Global financial markets dropped sharply Monday in reaction to an unprecedented downgrade of the U.S. government’s credit rating and continued concerns about government debt problems in Europe.

U.S. stock markets opened with a drop of more than 2 percent Monday. Major indexes across Asia closed between 2 percent and nearly 4 percent lower, and European stocks were down more than 2 percent in mid-day trading.

Monday’s trading sessions were the first chance for many investors to react to the change in the Standard & Poor’s rating, which was announced Friday evening after world markets had closed. For the first time, U.S. government debt is now rated double-A, one level below the highest possible rating of triple-A.

The rating agency held a conference call Monday to defend its decision. S&P Managing Director John Chambers, head of the committee that made the ratings decision, said increasing debt levels in the United States and the inability of Congress and the president to reach political consensus for significant deficit reductions were “no longer comparable with the most highly rated governments.”

U.S. leaders have criticized the S&P downgrade, which signals that the agency believes U.S. government bonds are now a riskier investment.

U.S. Treasury Secretary Timothy Geithner says the S&P used “terrible judgment” when it downgraded the U.S. credit rating last week from the top triple-A grade. Geithner says the S&P showed a “stunning lack of knowledge” about the mathematics used to draw up a federal budget.

In Europe, markets in Italy and Spain rose sharply Monday after the European Central Bank said it would buy government bonds from both countries in an effort to calm fears about the eurozone debt crisis.  But other major European markets lost ground.

Geithner said Sunday the United States has a very resilient and strong economy. He said U.S. treasuries are an absolute safe investment and that there is no risk of the United States not being able to meet its obligations.

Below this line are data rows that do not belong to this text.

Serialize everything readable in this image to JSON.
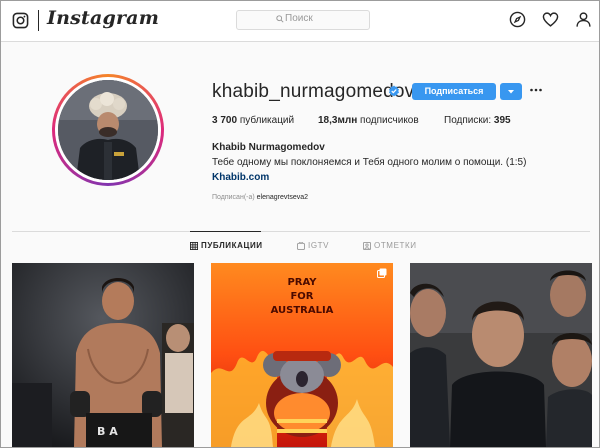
{
  "header": {
    "app_name": "Instagram",
    "search_placeholder": "Поиск",
    "icons": [
      "instagram-icon",
      "search-icon",
      "compass-icon",
      "heart-icon",
      "person-icon"
    ]
  },
  "profile": {
    "username": "khabib_nurmagomedov",
    "verified": true,
    "follow_label": "Подписаться",
    "stats": {
      "posts_value": "3 700",
      "posts_label": "публикаций",
      "followers_value": "18,3млн",
      "followers_label": "подписчиков",
      "following_label": "Подписки:",
      "following_value": "395"
    },
    "full_name": "Khabib Nurmagomedov",
    "bio": "Тебе одному мы поклоняемся и Тебя одного молим о помощи. (1:5)",
    "website": "Khabib.com",
    "followed_by_label": "Подписан(-а)",
    "followed_by_user": "elenagrevtseva2"
  },
  "tabs": [
    {
      "label": "ПУБЛИКАЦИИ",
      "icon": "grid-icon",
      "active": true
    },
    {
      "label": "IGTV",
      "icon": "tv-icon",
      "active": false
    },
    {
      "label": "ОТМЕТКИ",
      "icon": "tag-icon",
      "active": false
    }
  ],
  "posts": [
    {
      "kind": "photo",
      "jersey_text": "B A"
    },
    {
      "kind": "artwork",
      "caption": [
        "PRAY",
        "FOR",
        "AUSTRALIA"
      ],
      "multi_icon": "carousel-icon"
    },
    {
      "kind": "photo"
    }
  ],
  "colors": {
    "accent": "#3897f0",
    "link": "#003569",
    "border": "#dbdbdb",
    "muted": "#8e8e8e"
  }
}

The other two major credit rating agencies – Moody’s and Fitch – have so far kept the U.S. triple-A rating.

S&P blamed Congress for months of political haggling over a deficit reduction deal that S&P says does not go far enough. The deal calls for cutting the deficit by more than $2 trillion over 10 years. S&P called for $4 trillion in savings.

Geithner said Sunday he will not resign. He was considering leaving the job when the debt ceiling debate in Congress ended.  A White House spokesman said President Obama is pleased that Geithner will remain at his post.

Republican Senator Rand Paul and Congresswoman Michelle Bachmann – a Republican presidential candidate – have both publicly demanded that Geithner quit, holding him and the Obama administration responsible for the lowered credit rating.